My last mentor , Brett Coderre, taught me the importance of "working within the pose". Taking your main storytelling poses, and working within them, instead of coming up with a bunch of different ones. You could equate that to a strong life drawing, where you solidify the main gesture, and all of your details; anatomy,drapery,etc work with that foundation.

What are some of your favorite websites that you go to?

It's a given that artists’ blogs are a great resource of inspiration. In addition to that though, sites like Fubiz, a great site for anything visually inspirational. One I still frequent is the Artchive , with galleries on a lot of the old masters.

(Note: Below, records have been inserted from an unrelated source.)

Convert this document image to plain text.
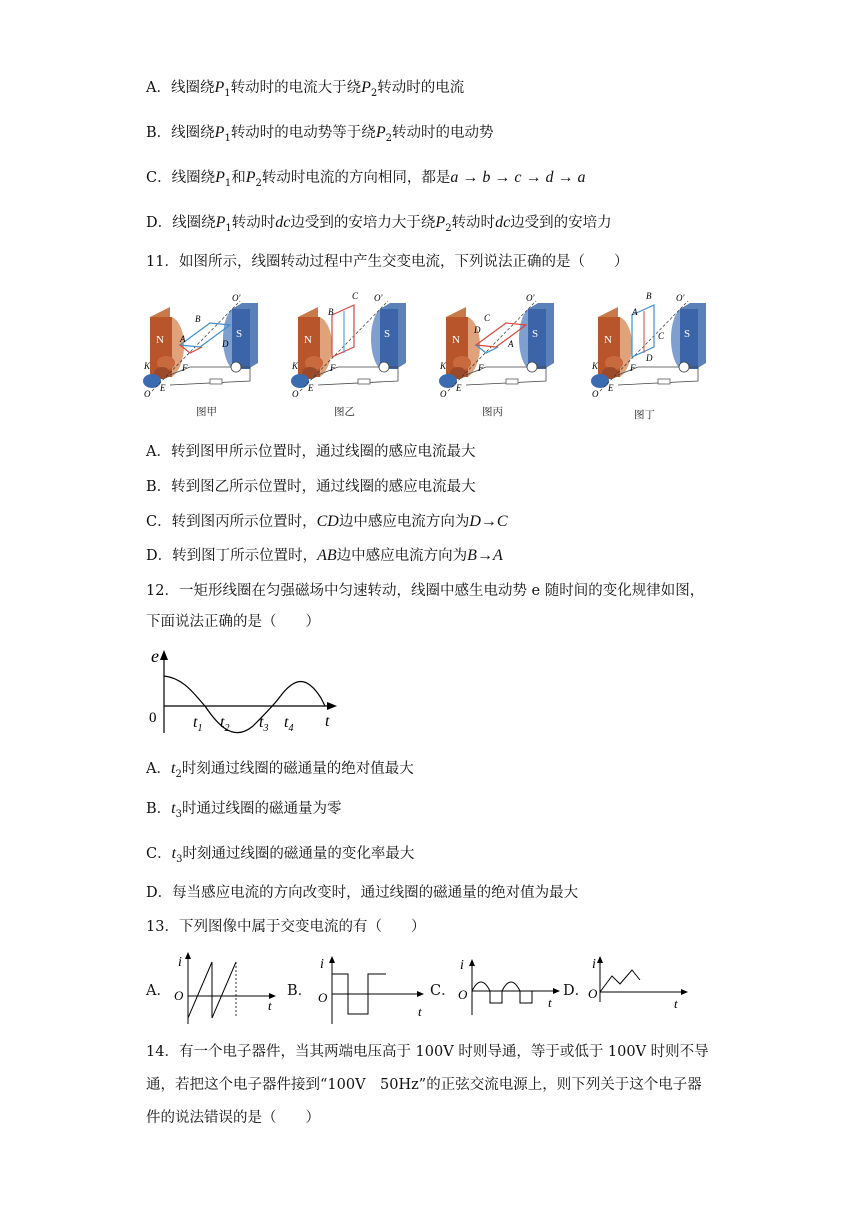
A．线圈绕$P_1$转动时的电流大于绕$P_2$转动时的电流
B．线圈绕$P_1$转动时的电动势等于绕$P_2$转动时的电动势
C．线圈绕$P_1$和$P_2$转动时电流的方向相同，都是a → b → c → d → a
D．线圈绕$P_1$转动时dc边受到的安培力大于绕$P_2$转动时dc边受到的安培力
11．如图所示，线圈转动过程中产生交变电流，下列说法正确的是（　　）
B
A	D
O'
F
K
E
O
C
B
O'
F
K
E
O
C
D
A
O'
F
K
E
O
B
A
C
D
O'
F
K
E
O
图甲	图乙	图丙	图丁
A．转到图甲所示位置时，通过线圈的感应电流最大
B．转到图乙所示位置时，通过线圈的感应电流最大
C．转到图丙所示位置时，CD边中感应电流方向为D→C
D．转到图丁所示位置时，AB边中感应电流方向为B→A
12．一矩形线圈在匀强磁场中匀速转动，线圈中感生电动势 e 随时间的变化规律如图，
下面说法正确的是（　　）
e
t
0 $t_1$ $t_2$ $t_3$ $t_4$
A．$t_2$时刻通过线圈的磁通量的绝对值最大
B．$t_3$时通过线圈的磁通量为零
C．$t_3$时刻通过线圈的磁通量的变化率最大
D．每当感应电流的方向改变时，通过线圈的磁通量的绝对值为最大
13．下列图像中属于交变电流的有（　　）
A．
i
O
t
B．
i
O
t
C．
i
O
t
D．
i
O
t
14．有一个电子器件，当其两端电压高于 100V 时则导通，等于或低于 100V 时则不导
通，若把这个电子器件接到“100V　50Hz”的正弦交流电源上，则下列关于这个电子器
件的说法错误的是（　　）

What wisdom could you give us, about being an Animator? Do you have any tips you could give?

I'm not an industry vet by any means my biggest piece of advice to give to someone just starting out would be to spend most of your time mastering simple mechanics. And by simple, I mean bouncing ball/ vanilla walk simple. Because once you got a good hold on mechanics, it'll free you up to do the more complex things. A spinning triple-flip attack or a subtle acting scene. James Baxter said that his goal is to "Combine good performance with strong technique. And that it is only with strong technique that you can deliver the good performance with maximum impact." And I think that that's worth repeating here. It's almost like that martial arts mentality of mastering technique first so you could forget about it later.

If people would like to contact you, how would you like to be contacted?



Finally, do you have any of your art work for sale (sketchbooks, prints, or anything) for people that like your work can know where and when to buy it?

I actually dont have any of my art for sale but maybe if in the future, if I think I have anything worth selling!